Under the new contract, the Korean drugmaker will export its varicella vaccines to countries in South and Central America, the company said.
“We have once again reaffirmed the competitiveness of Green Cross in the global chickenpox vaccine procurement market,” Green Cross CEO Huh Eun-chul said in a statement.
PAHO, an agency under the World Health Organization, is the world’s biggest vaccine buyer alongside UNICEF. Every year, the two agencies announce procurement bids to acquire vaccines in advance for global distribution.

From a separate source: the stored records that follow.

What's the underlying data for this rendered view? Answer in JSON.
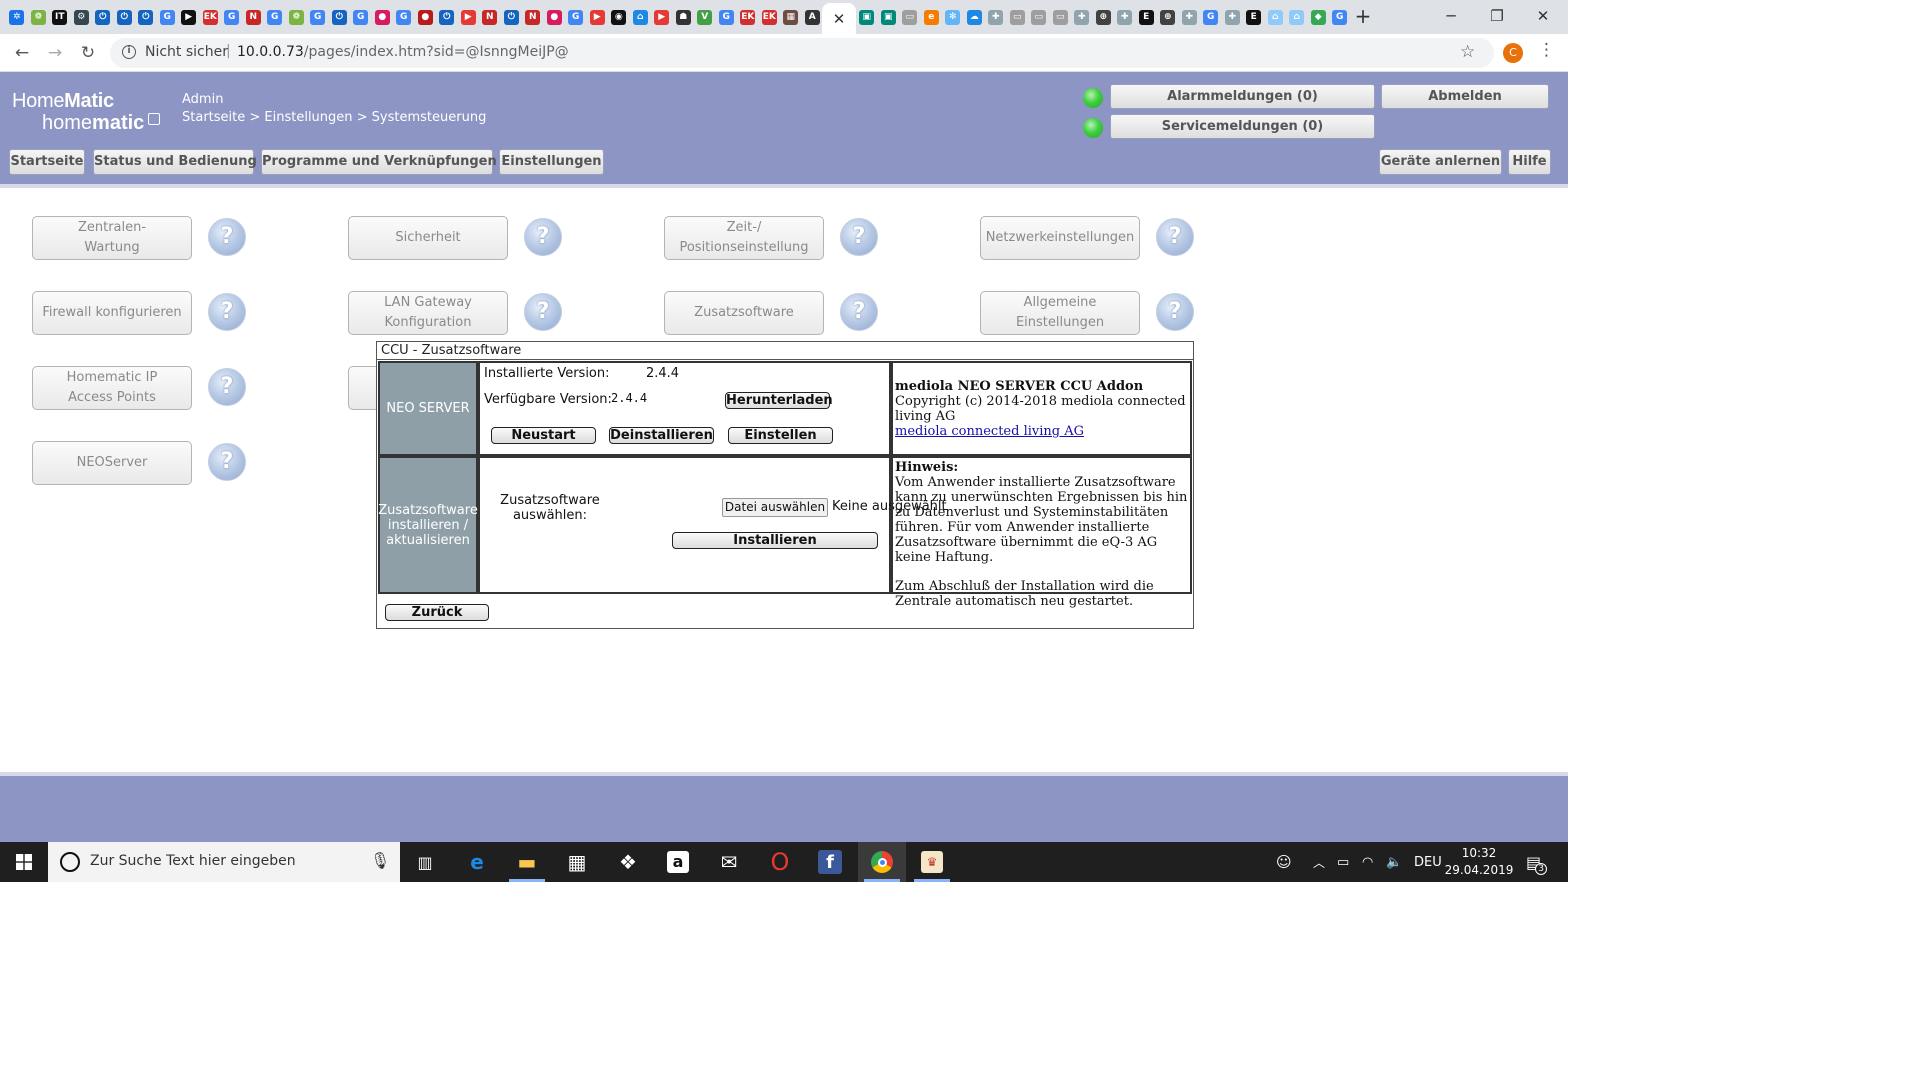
{
  "browser": {
    "favicon_tabs": [
      {
        "icon": "grid-icon",
        "glyph": "✲",
        "bg": "#1a73e8"
      },
      {
        "icon": "leaf-icon",
        "glyph": "❁",
        "bg": "#7cb342"
      },
      {
        "icon": "ite-icon",
        "glyph": "IT",
        "bg": "#111111"
      },
      {
        "icon": "gear-icon",
        "glyph": "⚙",
        "bg": "#37474f"
      },
      {
        "icon": "power-icon",
        "glyph": "⏻",
        "bg": "#1565c0"
      },
      {
        "icon": "power-icon",
        "glyph": "⏻",
        "bg": "#1565c0"
      },
      {
        "icon": "power-icon",
        "glyph": "⏻",
        "bg": "#1565c0"
      },
      {
        "icon": "google-icon",
        "glyph": "G",
        "bg": "#4285f4"
      },
      {
        "icon": "play-icon",
        "glyph": "▶",
        "bg": "#111111"
      },
      {
        "icon": "elko-icon",
        "glyph": "EK",
        "bg": "#d32f2f"
      },
      {
        "icon": "google-icon",
        "glyph": "G",
        "bg": "#4285f4"
      },
      {
        "icon": "n-icon",
        "glyph": "N",
        "bg": "#c62828"
      },
      {
        "icon": "google-icon",
        "glyph": "G",
        "bg": "#4285f4"
      },
      {
        "icon": "leaf-icon",
        "glyph": "❁",
        "bg": "#7cb342"
      },
      {
        "icon": "google-icon",
        "glyph": "G",
        "bg": "#4285f4"
      },
      {
        "icon": "power-icon",
        "glyph": "⏻",
        "bg": "#1565c0"
      },
      {
        "icon": "google-icon",
        "glyph": "G",
        "bg": "#4285f4"
      },
      {
        "icon": "apple-icon",
        "glyph": "●",
        "bg": "#d81b60"
      },
      {
        "icon": "google-icon",
        "glyph": "G",
        "bg": "#4285f4"
      },
      {
        "icon": "circle-icon",
        "glyph": "●",
        "bg": "#b71c1c"
      },
      {
        "icon": "power-icon",
        "glyph": "⏻",
        "bg": "#1565c0"
      },
      {
        "icon": "youtube-icon",
        "glyph": "▶",
        "bg": "#e53935"
      },
      {
        "icon": "n-icon",
        "glyph": "N",
        "bg": "#c62828"
      },
      {
        "icon": "power-icon",
        "glyph": "⏻",
        "bg": "#1565c0"
      },
      {
        "icon": "n-icon",
        "glyph": "N",
        "bg": "#c62828"
      },
      {
        "icon": "apple-icon",
        "glyph": "●",
        "bg": "#d81b60"
      },
      {
        "icon": "google-icon",
        "glyph": "G",
        "bg": "#4285f4"
      },
      {
        "icon": "youtube-icon",
        "glyph": "▶",
        "bg": "#e53935"
      },
      {
        "icon": "github-icon",
        "glyph": "◉",
        "bg": "#111111"
      },
      {
        "icon": "home-icon",
        "glyph": "⌂",
        "bg": "#1e88e5"
      },
      {
        "icon": "youtube-icon",
        "glyph": "▶",
        "bg": "#e53935"
      },
      {
        "icon": "robot-icon",
        "glyph": "☗",
        "bg": "#333333"
      },
      {
        "icon": "v-icon",
        "glyph": "V",
        "bg": "#43a047"
      },
      {
        "icon": "google-icon",
        "glyph": "G",
        "bg": "#4285f4"
      },
      {
        "icon": "elko-icon",
        "glyph": "EK",
        "bg": "#d32f2f"
      },
      {
        "icon": "elko-icon",
        "glyph": "EK",
        "bg": "#d32f2f"
      },
      {
        "icon": "photo-icon",
        "glyph": "▦",
        "bg": "#6d4c41"
      },
      {
        "icon": "at-icon",
        "glyph": "A",
        "bg": "#333333"
      }
    ],
    "favicon_tabs_right": [
      {
        "icon": "square-icon",
        "glyph": "▣",
        "bg": "#00897b"
      },
      {
        "icon": "square-icon",
        "glyph": "▣",
        "bg": "#00897b"
      },
      {
        "icon": "doc-icon",
        "glyph": "▭",
        "bg": "#9e9e9e"
      },
      {
        "icon": "e-icon",
        "glyph": "e",
        "bg": "#f57c00"
      },
      {
        "icon": "snow-icon",
        "glyph": "✻",
        "bg": "#64b5f6"
      },
      {
        "icon": "cloud-icon",
        "glyph": "☁",
        "bg": "#1e88e5"
      },
      {
        "icon": "puzzle-icon",
        "glyph": "✚",
        "bg": "#90a4ae"
      },
      {
        "icon": "doc-icon",
        "glyph": "▭",
        "bg": "#9e9e9e"
      },
      {
        "icon": "doc-icon",
        "glyph": "▭",
        "bg": "#9e9e9e"
      },
      {
        "icon": "doc-icon",
        "glyph": "▭",
        "bg": "#9e9e9e"
      },
      {
        "icon": "puzzle-icon",
        "glyph": "✚",
        "bg": "#90a4ae"
      },
      {
        "icon": "plus-circle-icon",
        "glyph": "⊕",
        "bg": "#424242"
      },
      {
        "icon": "puzzle-icon",
        "glyph": "✚",
        "bg": "#90a4ae"
      },
      {
        "icon": "elv-icon",
        "glyph": "E",
        "bg": "#111111"
      },
      {
        "icon": "plus-circle-icon",
        "glyph": "⊕",
        "bg": "#424242"
      },
      {
        "icon": "puzzle-icon",
        "glyph": "✚",
        "bg": "#90a4ae"
      },
      {
        "icon": "google-icon",
        "glyph": "G",
        "bg": "#4285f4"
      },
      {
        "icon": "puzzle-icon",
        "glyph": "✚",
        "bg": "#90a4ae"
      },
      {
        "icon": "elv-icon",
        "glyph": "E",
        "bg": "#111111"
      },
      {
        "icon": "house-icon",
        "glyph": "⌂",
        "bg": "#90caf9"
      },
      {
        "icon": "house-icon",
        "glyph": "⌂",
        "bg": "#90caf9"
      },
      {
        "icon": "maps-icon",
        "glyph": "◆",
        "bg": "#34a853"
      },
      {
        "icon": "google-icon",
        "glyph": "G",
        "bg": "#4285f4"
      }
    ],
    "active_tab_close": "✕",
    "new_tab": "+",
    "security_label": "Nicht sicher",
    "url_host": "10.0.0.73",
    "url_rest": "/pages/index.htm?sid=@IsnngMeiJP@",
    "profile_initial": "C"
  },
  "header": {
    "logo_line1_prefix": "Home",
    "logo_line1_bold": "Matic",
    "logo_line2_prefix": "home",
    "logo_line2_bold": "matic",
    "user": "Admin",
    "breadcrumb": "Startseite > Einstellungen > Systemsteuerung",
    "alarm_button": "Alarmmeldungen (0)",
    "service_button": "Servicemeldungen (0)",
    "logout_button": "Abmelden",
    "menu": [
      "Startseite",
      "Status und Bedienung",
      "Programme und Verknüpfungen",
      "Einstellungen"
    ],
    "menu_right": [
      "Geräte anlernen",
      "Hilfe"
    ],
    "led_color": "#3fcf3f"
  },
  "settings": {
    "buttons": [
      "Zentralen-\nWartung",
      "Sicherheit",
      "Zeit-/\nPositionseinstellung",
      "Netzwerkeinstellungen",
      "Firewall konfigurieren",
      "LAN Gateway\nKonfiguration",
      "Zusatzsoftware",
      "Allgemeine\nEinstellungen",
      "Homematic IP\nAccess Points",
      "",
      "NEOServer"
    ],
    "help_glyph": "?"
  },
  "dialog": {
    "title": "CCU - Zusatzsoftware",
    "neo": {
      "label": "NEO SERVER",
      "installed_label": "Installierte Version:",
      "installed_value": "2.4.4",
      "available_label": "Verfügbare Version:",
      "available_value": "2.4.4",
      "download_button": "Herunterladen",
      "restart_button": "Neustart",
      "uninstall_button": "Deinstallieren",
      "settings_button": "Einstellen",
      "addon_title": "mediola NEO SERVER CCU Addon",
      "addon_copyright": "Copyright (c) 2014-2018 mediola connected living AG",
      "addon_link": "mediola connected living AG"
    },
    "install": {
      "label": "Zusatzsoftware installieren / aktualisieren",
      "select_label": "Zusatzsoftware auswählen:",
      "file_button": "Datei auswählen",
      "file_status": "Keine ausgewählt",
      "install_button": "Installieren",
      "hint_title": "Hinweis:",
      "hint_text": "Vom Anwender installierte Zusatzsoftware kann zu unerwünschten Ergebnissen bis hin zu Datenverlust und Systeminstabilitäten führen. Für vom Anwender installierte Zusatzsoftware übernimmt die eQ-3 AG keine Haftung.",
      "hint_text2": "Zum Abschluß der Installation wird die Zentrale automatisch neu gestartet."
    },
    "back_button": "Zurück"
  },
  "taskbar": {
    "search_placeholder": "Zur Suche Text hier eingeben",
    "language": "DEU",
    "time": "10:32",
    "date": "29.04.2019",
    "notification_count": "3"
  }
}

In 2017, Green Cross plans to continue expanding its two main businesses -- plasma-derived biopharmaceuticals and vaccines -- as well as break into more developed markets in the West.
The company plans to build upon its achievements in 2016, including obtaining the WHO’s prequalification approval for its quadrivalent influenza vaccine, which is able to protect against four strains of influenza.
The prequalification approval grants the company eligibility to join the UN’s procurement bid for four-strain influenza vaccines. Previously, Green Cross had been exporting only three-strain flu vaccines, on a large scale.
Green Cross is also expected to draw closer to winning the US Food and Drug Administration’s approval for its immunodeficiency drug IVIG-SN next year.
In December, the drugmaker was asked to submit supplementary data regarding its biologics license application for IVIG-SN. It expects the drug to be approved without issue once the required additions are filed.
This year, Green Cross will also continue the phase 3 trials of its hemophilia A treatment, GreenGene F, which began in July last year.